3. Per queste ragioni è necessario rompere la dicotomia scuole aperte / scuole chiuse, non vogliamo farci intrappolare dalla falsa contrapposizione tra il diritto all’istruzione e il diritto al lavoro sicuro dei e delle insegnanti. Di fronte ai propri fallimenti, le autorità governative nazionali e regionali (ognuna con le proprie competenze) scaricano le responsabilità sulle singole persone, sui loro comportamenti, mettono in conflitto diritti costituzionalmente inalienabili quali sono il diritto alla salute e all’istruzione pubblica. Facendo parte di un’unica comunità, vogliamo rispondere a chi ci mette gli uni contro gli altri attraverso la solidarietà, con la condivisione di intenti e con azioni di mutuo aiuto. Contestualmente rivendichiamo determinate politiche partendo da una certezza di base: nell’imminenza di un lockdown generale se si vogliono selezionare le attività da chiudere, si cominci con quelle produttive e commerciali non essenziali, si garantisca reddito a chi perde lavoro e per chi non ce l’ha; si garantisca nelle forme più sicure possibile la didattica in presenza e la ripresa di essa anche per il secondo ciclo di studi. Per questo vogliamo che già da subito si cominci con puntuali interventi.

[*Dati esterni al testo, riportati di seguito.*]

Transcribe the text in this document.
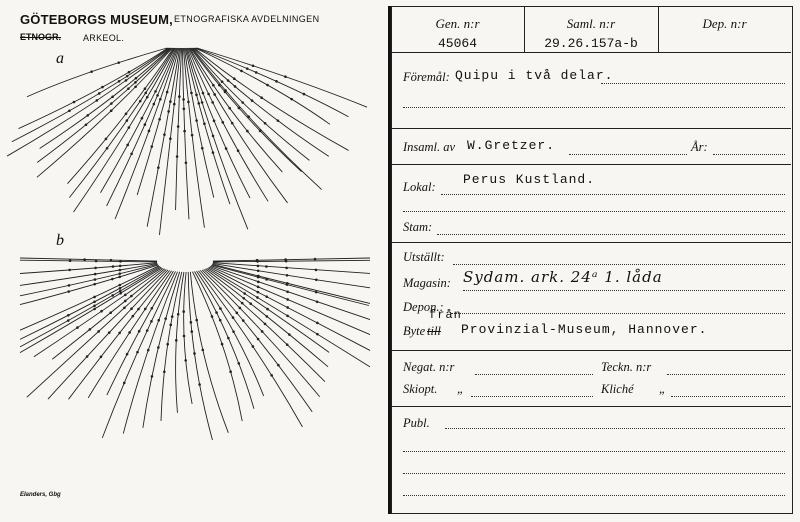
GÖTEBORGS MUSEUM, ETNOGRAFISKA AVDELNINGEN
ETNOGR. ARKEOL.
a
b
Elanders, Gbg
Gen. n:r
45064
Saml. n:r
29.26.157a-b
Dep. n:r
Föremål: Quipu i två delar.
Insaml. av W.Gretzer.	År:
Lokal: Perus Kustland.
Stam:
Utställt:
Magasin: Sydam. ark. 24ᵃ 1. låda
Depon.:
Byte till
från
Provinzial-Museum, Hannover.
Negat. n:r	Teckn. n:r
Skiopt. „	Kliché „
Publ.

- Ripristinare una capillare rete di sanità pubblica territoriale, assumere personale medico e infermieri in pianta stabile, rendere efficiente tutte le strutture sanitarie disponibili, riaprire i pronto soccorsi ed ospedali chiusi in questi anni.
- Ridurre il numero di alunne e alunni per classe (non superiore a 12/15 persone), recuperare strutture pubbliche e private inutilizzate. Realizzare interventi per la messa in sicurezza degli edifici scolastici.
- Assumere con contratti a tempo indeterminati tutte le docenti e i docenti utili ad eliminare le classi numerose insieme ad operatori sociali per il supporto psicologico a studenti e famiglie.
- Potenziare immediatamente il servizio pubblico dei trasporti aumentando le corse nelle ore di punta, istituire un servizio pubblico di trasporto scolastico, incentivare la mobilità alternativa per gli e le alunne delle scuole superiori con bonus per l’acquisto di biciclette con conseguente adeguamento della mobilità stradale.
- Garantire prevenzione e controllo sanitario nelle scuole: tamponi e test rapidi gratuiti per student*, docenti e tutto il personale scolastico, ripristinare una corretta vigilanza sanitaria scolastica, con dotazione, per ogni scuola di un ambulatorio con medico e/o infermiere, introdurre la didattica per l’educazione alla gestione collettiva della cura e della salute preventiva.
Per il reperimento dei fondi, si utilizzi il Recovery fund, si introduca una tassazione su tutti i redditi alti, grandi patrimoni e rendite, si utilizzino i fondi di Cassa depositi e prestiti per gli investimenti pubblici sui servizi. Si investa per prevenire il verificarsi di nuove pandemie, dedicandosi alla cura della salute del pianeta. Si investa nella salvaguardia dell’ecosistema che abitiamo, bisognoso di formazione, ricerca, di scuole aperte accessibili a tutt*.